Efficient module learning with errors-based post-quantum password-authenticated key exchange

Password-authenticated key exchange (PAKE) is a cryptographic primitive that can establish secure remote communications between the client and the server, especially with the advantage of amplifying memorable passwords into strong session keys. However, the arrival of the quantum computing era has brought new challenges to traditional PAKE protocols. Thus, designing an efficient post-quantum PAKE scheme becomes an open research question. In this paper, the authors construct a quantum-safe PAKE protocol, which is a horizontal extension of the password-authenticated key (PAK) protocol in the field of module lattices. Subsequently, the authors accompany the proposed protocol with a rigorous security proof in the random oracle model with two adaptions: applying the CDF-Zipf model to characterise the ability of the adversary and using the pairing with errors assumption to simplify the proof. Taking the flexibility of the module learning with errors (MLWE) problem, the authors elaborately select three parameter sets to meet different application scenarios. Specifically, the authors' Recommended-PAKE implementation achieves 177-bit post-quantum security with a generous margin to cope with later improvement in cryptanalysis.
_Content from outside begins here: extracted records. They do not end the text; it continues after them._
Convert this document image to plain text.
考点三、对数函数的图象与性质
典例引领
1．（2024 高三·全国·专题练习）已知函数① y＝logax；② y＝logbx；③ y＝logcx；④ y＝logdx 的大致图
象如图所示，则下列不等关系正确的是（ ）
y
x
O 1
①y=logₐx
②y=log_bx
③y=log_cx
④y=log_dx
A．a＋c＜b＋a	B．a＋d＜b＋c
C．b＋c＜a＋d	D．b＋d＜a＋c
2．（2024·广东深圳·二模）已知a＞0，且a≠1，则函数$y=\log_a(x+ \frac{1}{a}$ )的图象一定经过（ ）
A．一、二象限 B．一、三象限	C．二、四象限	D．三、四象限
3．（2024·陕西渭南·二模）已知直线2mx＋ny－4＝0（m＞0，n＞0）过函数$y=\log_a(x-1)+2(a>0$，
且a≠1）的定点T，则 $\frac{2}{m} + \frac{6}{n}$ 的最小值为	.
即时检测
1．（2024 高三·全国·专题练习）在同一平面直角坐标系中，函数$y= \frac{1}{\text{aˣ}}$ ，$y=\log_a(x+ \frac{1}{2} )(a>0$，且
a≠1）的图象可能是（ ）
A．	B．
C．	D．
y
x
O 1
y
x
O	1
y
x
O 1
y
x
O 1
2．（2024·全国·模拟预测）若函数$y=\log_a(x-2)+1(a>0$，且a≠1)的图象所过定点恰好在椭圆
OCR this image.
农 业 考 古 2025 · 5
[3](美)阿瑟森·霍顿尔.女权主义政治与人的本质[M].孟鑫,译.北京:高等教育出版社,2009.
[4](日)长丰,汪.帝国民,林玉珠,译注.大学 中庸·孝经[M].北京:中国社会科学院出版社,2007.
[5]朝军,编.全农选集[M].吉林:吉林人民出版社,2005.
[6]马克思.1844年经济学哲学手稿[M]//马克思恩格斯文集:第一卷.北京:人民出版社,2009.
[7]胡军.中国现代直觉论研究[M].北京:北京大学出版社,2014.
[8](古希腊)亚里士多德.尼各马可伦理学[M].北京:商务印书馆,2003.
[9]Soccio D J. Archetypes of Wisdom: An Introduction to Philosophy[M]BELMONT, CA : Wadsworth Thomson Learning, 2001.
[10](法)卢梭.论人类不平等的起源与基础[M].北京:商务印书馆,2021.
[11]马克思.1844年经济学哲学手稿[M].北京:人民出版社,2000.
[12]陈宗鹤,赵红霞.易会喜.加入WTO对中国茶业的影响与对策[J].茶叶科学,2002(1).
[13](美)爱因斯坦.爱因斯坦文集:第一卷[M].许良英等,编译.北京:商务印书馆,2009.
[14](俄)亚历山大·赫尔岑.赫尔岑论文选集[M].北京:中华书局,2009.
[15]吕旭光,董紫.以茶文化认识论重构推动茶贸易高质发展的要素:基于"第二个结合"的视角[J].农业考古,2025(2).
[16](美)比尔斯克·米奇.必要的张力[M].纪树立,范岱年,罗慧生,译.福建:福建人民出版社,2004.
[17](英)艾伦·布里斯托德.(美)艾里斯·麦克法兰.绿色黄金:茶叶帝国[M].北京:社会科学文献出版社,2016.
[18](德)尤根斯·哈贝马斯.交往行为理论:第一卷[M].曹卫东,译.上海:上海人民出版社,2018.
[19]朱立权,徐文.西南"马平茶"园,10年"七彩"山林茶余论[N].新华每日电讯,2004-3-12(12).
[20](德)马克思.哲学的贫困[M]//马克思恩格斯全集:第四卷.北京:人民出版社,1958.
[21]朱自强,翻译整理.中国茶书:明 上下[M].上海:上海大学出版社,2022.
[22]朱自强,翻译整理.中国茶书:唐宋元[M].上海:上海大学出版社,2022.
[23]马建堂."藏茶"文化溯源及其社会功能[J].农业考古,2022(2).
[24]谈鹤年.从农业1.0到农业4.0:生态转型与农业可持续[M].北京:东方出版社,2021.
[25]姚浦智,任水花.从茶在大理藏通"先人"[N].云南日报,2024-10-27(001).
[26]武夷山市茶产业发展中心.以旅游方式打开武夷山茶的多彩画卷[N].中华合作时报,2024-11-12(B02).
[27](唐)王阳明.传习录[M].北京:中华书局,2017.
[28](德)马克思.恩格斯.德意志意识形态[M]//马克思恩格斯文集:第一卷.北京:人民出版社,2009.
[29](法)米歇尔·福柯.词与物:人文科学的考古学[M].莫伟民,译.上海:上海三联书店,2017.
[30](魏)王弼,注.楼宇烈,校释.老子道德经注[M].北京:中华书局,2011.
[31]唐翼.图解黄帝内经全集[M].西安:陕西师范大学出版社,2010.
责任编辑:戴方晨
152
The performance results indicate that the authors' MLWE-PAKE is quite practical: compared with the latest Yang-PAK, the authors' Recommended-PAK reduces the communication cost and the running time by 36.8% and 13.8%, respectively.

Automated summary

This paper presents a quantum-safe password-authenticated key exchange protocol and demonstrates its practicality through rigorous security proofs and performance analysis.